To avoid going too far down a rabbit hole or wasting effort, we recommend an approach of time-boxing the work on a crawler, and taking a best-effort approach according to the following priorities, categorised roughly by Essential, Should, Could and Won't.
Aim for complete coverage - make sure all risk-associated entities (people, companies, vessels, etc.) are included. But also ensure accuracy, e.g. make sure not to mark someone as a PEP when they are not.
Generally (PEPs and Sanctions crawlers)
Essential (bare minimum)
- Name(s) (see: name cleaning and review framework)
Essential (when available)
- People: Date of birth, place of birth, citizenship or nationality
- Official ID numbers (National ID for people, Registration number/VAT/tax for companies, etc)
- Other identifiers (See specifics in schemata, e.g.
innCode,wikidataId) - Country of birth, registration country (
Company:jurisdiction)
Should
- Companies/Organizations:
abbreviation - Companies/Organizations: Date of registration/creation (often ambiguous)
- start/end dates - useful for determining PEP status duration
- listing and effective dates (sanctions)
- company relationships
- person relationships
- addresses (Except PEPs - see below)
Could
- sourceUrl - only if it is a deep link to the specific company/person, not generic for the data source.
- notes
Politically-exposed persons
See also: guide for building PEP data crawlers
Must
country(occasionally multiple apply to one position, e.g.

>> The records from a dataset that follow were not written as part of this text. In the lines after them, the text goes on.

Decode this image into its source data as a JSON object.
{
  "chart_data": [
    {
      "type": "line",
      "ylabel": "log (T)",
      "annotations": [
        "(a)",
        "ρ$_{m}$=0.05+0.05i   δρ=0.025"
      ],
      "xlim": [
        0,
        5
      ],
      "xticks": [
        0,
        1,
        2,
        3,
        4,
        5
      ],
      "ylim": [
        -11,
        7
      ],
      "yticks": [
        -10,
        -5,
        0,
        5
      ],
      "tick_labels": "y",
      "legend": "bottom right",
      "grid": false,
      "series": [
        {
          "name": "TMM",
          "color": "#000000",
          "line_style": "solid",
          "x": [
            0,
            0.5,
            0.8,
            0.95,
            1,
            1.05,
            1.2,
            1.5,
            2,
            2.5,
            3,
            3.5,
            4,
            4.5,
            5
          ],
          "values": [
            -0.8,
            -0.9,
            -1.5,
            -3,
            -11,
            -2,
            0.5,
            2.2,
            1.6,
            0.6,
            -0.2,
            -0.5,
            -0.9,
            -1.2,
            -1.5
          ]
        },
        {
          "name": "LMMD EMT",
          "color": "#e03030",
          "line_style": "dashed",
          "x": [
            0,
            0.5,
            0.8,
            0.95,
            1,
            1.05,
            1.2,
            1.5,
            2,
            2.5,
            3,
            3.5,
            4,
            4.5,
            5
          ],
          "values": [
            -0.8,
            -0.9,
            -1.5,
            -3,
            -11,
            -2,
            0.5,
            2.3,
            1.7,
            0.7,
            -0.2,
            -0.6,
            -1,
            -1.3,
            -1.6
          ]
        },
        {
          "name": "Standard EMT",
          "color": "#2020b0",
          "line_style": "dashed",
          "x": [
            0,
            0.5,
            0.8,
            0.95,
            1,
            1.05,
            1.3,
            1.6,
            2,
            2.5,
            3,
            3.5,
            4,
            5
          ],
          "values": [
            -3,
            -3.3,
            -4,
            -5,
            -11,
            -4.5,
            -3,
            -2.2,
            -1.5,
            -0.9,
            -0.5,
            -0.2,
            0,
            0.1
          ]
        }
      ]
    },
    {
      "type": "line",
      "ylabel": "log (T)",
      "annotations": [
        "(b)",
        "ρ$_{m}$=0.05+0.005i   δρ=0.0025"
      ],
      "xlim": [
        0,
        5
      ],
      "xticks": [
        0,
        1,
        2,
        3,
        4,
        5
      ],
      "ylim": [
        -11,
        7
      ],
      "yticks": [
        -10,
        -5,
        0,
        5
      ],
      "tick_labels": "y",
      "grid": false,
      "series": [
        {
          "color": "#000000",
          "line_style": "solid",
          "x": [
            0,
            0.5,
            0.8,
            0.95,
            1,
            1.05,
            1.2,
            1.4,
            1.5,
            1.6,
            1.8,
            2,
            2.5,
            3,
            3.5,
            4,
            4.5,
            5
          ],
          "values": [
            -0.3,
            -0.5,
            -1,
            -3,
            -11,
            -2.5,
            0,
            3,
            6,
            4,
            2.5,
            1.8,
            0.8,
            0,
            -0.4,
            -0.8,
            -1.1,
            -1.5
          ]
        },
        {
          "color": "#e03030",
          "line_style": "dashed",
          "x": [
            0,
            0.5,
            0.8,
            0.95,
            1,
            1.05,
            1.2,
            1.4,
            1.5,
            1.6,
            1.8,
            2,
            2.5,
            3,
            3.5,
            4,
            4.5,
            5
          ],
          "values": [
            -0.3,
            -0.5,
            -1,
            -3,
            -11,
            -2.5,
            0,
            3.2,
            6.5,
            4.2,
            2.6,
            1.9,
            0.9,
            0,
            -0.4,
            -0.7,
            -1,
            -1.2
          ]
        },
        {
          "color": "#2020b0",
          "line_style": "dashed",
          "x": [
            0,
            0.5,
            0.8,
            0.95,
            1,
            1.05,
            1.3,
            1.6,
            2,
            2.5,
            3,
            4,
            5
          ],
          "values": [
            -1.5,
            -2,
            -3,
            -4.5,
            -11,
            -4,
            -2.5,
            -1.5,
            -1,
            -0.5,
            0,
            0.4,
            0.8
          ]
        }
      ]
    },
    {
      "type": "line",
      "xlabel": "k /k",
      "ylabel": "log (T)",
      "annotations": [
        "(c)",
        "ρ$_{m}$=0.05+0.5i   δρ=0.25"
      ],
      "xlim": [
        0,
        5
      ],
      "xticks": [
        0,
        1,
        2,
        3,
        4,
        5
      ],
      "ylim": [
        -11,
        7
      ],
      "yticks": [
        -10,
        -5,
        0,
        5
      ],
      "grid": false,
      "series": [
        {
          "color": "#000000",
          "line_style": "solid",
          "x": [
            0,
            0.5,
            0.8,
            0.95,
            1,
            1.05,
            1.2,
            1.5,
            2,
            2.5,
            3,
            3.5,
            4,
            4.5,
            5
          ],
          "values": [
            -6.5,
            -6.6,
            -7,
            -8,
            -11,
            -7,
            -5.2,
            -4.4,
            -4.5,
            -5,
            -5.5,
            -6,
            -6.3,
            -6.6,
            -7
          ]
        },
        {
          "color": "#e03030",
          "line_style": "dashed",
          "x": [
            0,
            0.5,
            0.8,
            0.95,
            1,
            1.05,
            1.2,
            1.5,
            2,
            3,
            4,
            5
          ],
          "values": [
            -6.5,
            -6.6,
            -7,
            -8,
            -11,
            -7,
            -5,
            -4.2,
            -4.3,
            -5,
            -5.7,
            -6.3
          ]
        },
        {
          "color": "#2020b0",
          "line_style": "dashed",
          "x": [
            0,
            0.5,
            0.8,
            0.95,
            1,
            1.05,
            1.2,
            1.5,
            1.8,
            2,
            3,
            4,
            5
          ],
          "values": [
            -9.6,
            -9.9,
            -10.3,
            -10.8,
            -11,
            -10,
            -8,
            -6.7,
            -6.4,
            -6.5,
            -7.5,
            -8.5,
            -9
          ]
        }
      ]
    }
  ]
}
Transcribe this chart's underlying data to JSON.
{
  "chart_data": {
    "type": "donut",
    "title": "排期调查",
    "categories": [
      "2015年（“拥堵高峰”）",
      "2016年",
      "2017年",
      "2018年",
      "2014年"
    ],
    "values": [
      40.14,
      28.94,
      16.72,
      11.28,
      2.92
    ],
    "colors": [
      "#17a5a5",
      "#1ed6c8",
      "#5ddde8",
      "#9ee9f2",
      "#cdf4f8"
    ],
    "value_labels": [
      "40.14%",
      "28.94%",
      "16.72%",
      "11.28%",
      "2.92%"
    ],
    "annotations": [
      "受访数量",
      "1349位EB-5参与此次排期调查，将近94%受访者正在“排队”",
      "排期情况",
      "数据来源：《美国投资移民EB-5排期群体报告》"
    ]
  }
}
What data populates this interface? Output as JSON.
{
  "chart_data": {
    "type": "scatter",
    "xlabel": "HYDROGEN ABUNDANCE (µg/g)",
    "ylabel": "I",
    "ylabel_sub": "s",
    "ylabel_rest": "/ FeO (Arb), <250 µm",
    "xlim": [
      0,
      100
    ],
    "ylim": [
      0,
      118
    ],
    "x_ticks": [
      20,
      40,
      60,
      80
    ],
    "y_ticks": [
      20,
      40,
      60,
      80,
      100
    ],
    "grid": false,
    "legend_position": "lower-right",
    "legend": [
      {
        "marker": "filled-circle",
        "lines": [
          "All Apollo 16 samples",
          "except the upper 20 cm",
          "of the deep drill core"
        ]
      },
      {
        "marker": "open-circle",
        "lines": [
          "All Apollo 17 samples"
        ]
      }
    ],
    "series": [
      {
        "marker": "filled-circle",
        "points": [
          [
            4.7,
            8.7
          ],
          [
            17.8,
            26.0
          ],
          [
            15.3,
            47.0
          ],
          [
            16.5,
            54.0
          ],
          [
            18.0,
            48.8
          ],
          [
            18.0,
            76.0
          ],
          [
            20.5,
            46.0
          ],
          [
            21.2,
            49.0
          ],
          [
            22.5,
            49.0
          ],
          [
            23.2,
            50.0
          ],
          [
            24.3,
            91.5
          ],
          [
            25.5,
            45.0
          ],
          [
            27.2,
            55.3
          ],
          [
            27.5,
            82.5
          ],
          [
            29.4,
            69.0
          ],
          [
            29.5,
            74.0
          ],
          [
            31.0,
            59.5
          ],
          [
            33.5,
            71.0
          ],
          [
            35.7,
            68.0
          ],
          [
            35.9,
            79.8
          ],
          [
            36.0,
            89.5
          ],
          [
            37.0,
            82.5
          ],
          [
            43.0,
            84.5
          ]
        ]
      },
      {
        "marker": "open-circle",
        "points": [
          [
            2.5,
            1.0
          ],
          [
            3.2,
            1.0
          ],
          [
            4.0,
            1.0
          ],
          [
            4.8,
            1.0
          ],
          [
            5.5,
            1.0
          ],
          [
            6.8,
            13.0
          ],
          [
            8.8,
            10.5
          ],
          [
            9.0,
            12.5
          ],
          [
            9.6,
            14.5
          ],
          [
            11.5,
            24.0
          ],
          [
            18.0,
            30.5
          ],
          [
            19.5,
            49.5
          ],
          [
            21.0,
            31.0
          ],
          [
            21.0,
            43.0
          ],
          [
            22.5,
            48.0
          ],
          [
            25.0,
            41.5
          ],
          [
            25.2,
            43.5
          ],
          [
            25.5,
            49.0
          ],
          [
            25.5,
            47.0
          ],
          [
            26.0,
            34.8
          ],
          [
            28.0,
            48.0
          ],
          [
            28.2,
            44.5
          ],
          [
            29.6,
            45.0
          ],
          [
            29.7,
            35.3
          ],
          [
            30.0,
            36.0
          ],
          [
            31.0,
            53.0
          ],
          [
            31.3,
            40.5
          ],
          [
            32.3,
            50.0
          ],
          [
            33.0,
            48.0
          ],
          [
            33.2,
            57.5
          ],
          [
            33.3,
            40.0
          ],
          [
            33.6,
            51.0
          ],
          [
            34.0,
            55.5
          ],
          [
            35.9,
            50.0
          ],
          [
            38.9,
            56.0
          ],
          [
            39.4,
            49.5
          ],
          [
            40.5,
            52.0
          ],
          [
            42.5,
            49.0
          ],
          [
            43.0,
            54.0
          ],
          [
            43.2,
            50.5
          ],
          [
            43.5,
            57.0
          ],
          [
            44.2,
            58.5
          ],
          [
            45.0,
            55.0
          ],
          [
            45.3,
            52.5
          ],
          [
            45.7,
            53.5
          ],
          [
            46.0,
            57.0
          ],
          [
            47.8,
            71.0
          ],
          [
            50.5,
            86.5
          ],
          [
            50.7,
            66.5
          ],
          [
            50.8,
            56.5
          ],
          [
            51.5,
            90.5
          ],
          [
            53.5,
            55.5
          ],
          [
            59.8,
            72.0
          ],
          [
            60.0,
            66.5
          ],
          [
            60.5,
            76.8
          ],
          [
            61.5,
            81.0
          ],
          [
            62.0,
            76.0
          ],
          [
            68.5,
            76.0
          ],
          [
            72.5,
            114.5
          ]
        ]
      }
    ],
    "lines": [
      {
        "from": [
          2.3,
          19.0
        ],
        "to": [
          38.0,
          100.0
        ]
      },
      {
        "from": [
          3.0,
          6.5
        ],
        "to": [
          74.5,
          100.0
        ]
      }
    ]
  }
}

Ambassador of Palestine to Germany)position(of a person)occupancy(relating a person to the position(s) they hold/held) - focus on current positions before worrying about historical.
Could
citizenship- safe to assume overcountryfor most elected officialsbiography- Occupancy:constituency
- Position:subnationalArea
- Occupancy:politicalGroup
Won't - don't extract
- private individual addresses (not needed, and privacy concern)
- phone numbers (not needed, more sensitive than emails)